HYDRUS-2D simulations of water movement in a drip irrigation system under soilless substrate

A comprehensive understanding of the distribution and water movement of the substrate in root areas is crucial to the design and management of drip irrigation systems, which is a significant step to maximizing crop water use efficiency by understanding the hydrodynamics in soilless substrates. In this study, an improved HYDRUS-2D model by the dynamic root growth model was used to simulate water movement under the condition of drip irrigation and the water uptake process of the root, and then, compared with the observed data. Substrate water content under drip irrigation was also measured with the calibrated ECH20-EC5 sensors.
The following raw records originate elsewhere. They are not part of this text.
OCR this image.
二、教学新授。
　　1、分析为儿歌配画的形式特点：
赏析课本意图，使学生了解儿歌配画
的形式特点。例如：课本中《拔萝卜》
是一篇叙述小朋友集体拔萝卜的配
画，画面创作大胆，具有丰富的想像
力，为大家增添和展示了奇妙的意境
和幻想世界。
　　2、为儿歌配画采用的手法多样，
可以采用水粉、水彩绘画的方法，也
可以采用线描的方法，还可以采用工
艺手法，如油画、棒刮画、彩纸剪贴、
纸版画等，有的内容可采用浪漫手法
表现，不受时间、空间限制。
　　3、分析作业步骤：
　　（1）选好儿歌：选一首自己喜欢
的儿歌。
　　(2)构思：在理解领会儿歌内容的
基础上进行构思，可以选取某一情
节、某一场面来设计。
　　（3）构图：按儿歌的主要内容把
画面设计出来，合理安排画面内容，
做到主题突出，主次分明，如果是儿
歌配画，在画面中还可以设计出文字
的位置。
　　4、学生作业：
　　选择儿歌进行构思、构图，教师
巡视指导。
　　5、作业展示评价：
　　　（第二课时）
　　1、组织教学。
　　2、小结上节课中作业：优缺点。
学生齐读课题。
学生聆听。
The situation of substrate water movement was analyzed under the conditions of different depths, different initial water content, and different irrigation amount. The substrate water movement under different drip irrigation conditions was explored. The results showed that incorporating the defined initial and boundary conditions and the hydraulic characteristics of the substrate into the model enabled HYDRUS model to predict the movement and position of water in unsaturated porous media by solving Richards equation. Under drip irrigation, the substrate wetting body was approximately a quarter ellipse, and the water would continue to move to the area where the wetting front did not reach within 1 h after irrigation. The simulation results of the improved HYDRUS-2D model agreed well with those observed by the ECH2O-EC5 sensors, and the model could provide a basis for precision irrigation of soilless substrate culture under drip irrigation.